Created using a fake news generator (complete with watermark), the work critiques how easily misinformation spreads—and how blockchain can trace its origin. For Rubell, NFTs aren’t just tools for ownership; they’re mirrors reflecting our cultural obsessions.


Troika: From Digital Presets to Real-World Impact

Artist collective Troika critiques digital homogenization in My life in presets, where default 3D models loop endlessly in a satirical vision of automated productivity. Their protagonist? A scanned replica of the ancient Artemision Bronze—rigged using standard animation software.

While deeply conceptual, their NFT also drives tangible change: 50% of proceeds support Toilets 4 All, funding sanitation projects in developing countries.

The piece carries a Verisart Fair Trade Art Certificate, signaling ethical intent within the digital art space. For Troika, NFTs aren’t isolated virtual transactions—they’re bridges between online creativity and offline impact.

👉 Explore how digital art is funding real-world change today.


Frequently Asked Questions (FAQ)

Q: What makes NFTs valuable for artists?
A: NFTs provide artists with verifiable ownership, global reach, royalty rights via smart contracts, and reduced reliance on traditional gatekeepers—offering greater creative and financial autonomy.

Q: Can digital art really have emotional depth?
A: Absolutely. As seen in works like Wallinger’s Lake Garda Full Moon or Dounia’s climate reflections, digital mediums can convey intimacy, memory, and social commentary just as powerfully as physical ones.

Q: Are NFTs only for tech-savvy artists?
A: No.

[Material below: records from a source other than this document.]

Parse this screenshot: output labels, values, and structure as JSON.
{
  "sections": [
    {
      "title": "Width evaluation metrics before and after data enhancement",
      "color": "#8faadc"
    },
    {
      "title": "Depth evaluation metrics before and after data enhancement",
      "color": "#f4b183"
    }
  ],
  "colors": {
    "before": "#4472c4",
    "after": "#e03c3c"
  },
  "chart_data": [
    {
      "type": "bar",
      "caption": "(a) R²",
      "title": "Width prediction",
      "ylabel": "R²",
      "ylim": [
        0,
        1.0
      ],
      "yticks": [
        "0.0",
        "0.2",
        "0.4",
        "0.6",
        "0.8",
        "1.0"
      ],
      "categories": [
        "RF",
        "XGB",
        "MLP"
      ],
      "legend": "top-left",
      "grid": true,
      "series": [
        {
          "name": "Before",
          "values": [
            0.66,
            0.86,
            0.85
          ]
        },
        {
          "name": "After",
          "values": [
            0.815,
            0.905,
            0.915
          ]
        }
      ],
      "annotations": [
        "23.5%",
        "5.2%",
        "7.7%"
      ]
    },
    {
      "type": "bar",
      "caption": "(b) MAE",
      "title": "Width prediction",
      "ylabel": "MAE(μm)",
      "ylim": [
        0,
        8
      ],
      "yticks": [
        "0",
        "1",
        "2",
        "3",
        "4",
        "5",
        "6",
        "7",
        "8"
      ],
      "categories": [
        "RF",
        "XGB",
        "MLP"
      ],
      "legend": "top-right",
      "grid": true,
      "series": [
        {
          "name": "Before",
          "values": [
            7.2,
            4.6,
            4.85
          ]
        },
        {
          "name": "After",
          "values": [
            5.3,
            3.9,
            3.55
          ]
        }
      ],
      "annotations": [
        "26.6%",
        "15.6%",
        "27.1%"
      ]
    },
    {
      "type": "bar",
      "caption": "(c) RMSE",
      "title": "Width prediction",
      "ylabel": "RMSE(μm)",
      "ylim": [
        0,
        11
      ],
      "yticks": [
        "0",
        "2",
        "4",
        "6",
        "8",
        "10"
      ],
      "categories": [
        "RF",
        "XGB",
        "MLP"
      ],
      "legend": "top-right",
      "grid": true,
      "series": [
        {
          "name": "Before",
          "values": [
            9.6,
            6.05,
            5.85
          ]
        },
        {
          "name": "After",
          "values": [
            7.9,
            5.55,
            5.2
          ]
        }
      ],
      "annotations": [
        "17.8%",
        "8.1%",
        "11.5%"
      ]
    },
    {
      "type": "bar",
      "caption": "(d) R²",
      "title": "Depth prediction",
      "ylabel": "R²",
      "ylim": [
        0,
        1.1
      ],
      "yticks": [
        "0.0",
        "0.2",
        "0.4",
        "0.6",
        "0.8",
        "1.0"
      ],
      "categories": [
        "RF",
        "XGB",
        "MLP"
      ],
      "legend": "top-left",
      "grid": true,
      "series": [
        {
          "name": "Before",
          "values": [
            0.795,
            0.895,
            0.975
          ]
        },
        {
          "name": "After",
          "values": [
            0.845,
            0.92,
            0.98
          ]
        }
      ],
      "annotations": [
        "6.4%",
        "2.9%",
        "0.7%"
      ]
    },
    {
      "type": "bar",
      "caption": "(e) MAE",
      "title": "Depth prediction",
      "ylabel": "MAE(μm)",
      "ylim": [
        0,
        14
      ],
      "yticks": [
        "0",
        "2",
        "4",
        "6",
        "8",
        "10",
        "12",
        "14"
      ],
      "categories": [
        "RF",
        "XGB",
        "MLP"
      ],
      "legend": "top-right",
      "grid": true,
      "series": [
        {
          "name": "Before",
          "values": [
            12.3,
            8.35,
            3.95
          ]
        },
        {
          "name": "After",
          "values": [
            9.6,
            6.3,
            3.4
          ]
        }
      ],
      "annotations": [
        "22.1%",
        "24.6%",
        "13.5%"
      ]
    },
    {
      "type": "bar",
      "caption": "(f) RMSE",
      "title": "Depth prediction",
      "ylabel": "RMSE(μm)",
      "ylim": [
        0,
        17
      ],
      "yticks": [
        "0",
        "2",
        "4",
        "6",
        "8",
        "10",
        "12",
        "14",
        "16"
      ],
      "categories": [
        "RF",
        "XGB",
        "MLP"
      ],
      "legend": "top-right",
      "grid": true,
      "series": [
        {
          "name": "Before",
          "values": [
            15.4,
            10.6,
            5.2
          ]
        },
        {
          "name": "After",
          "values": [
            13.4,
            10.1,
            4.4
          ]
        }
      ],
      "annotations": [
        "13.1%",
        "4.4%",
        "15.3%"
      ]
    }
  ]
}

Artists from diverse backgrounds—from painters like Slinger to collectives like Troika—are finding accessible ways to enter the space using intuitive platforms and collaborative tools.

Q: How do NFTs help underrepresented artists?
A: By minimizing institutional barriers, NFTs allow marginalized voices to gain visibility and retain earnings directly—addressing long-standing inequities in the traditional art market.

Q: Is environmental impact still a concern with NFTs?
A: Many blockchains have shifted to energy-efficient proof-of-stake models. Platforms now prioritize sustainability, allowing eco-conscious creation and trading.

Q: Can legacy artists benefit from NFTs?
A: Yes. The Mullican estate demonstrates how NFTs can revive historical digital works, preserving artistic heritage while introducing it to modern audiences.


Core Keywords:

This evolving landscape proves that NFTs are more than speculative assets—they are empowering tools reshaping who makes art, how it's shared, and what it can achieve in the world.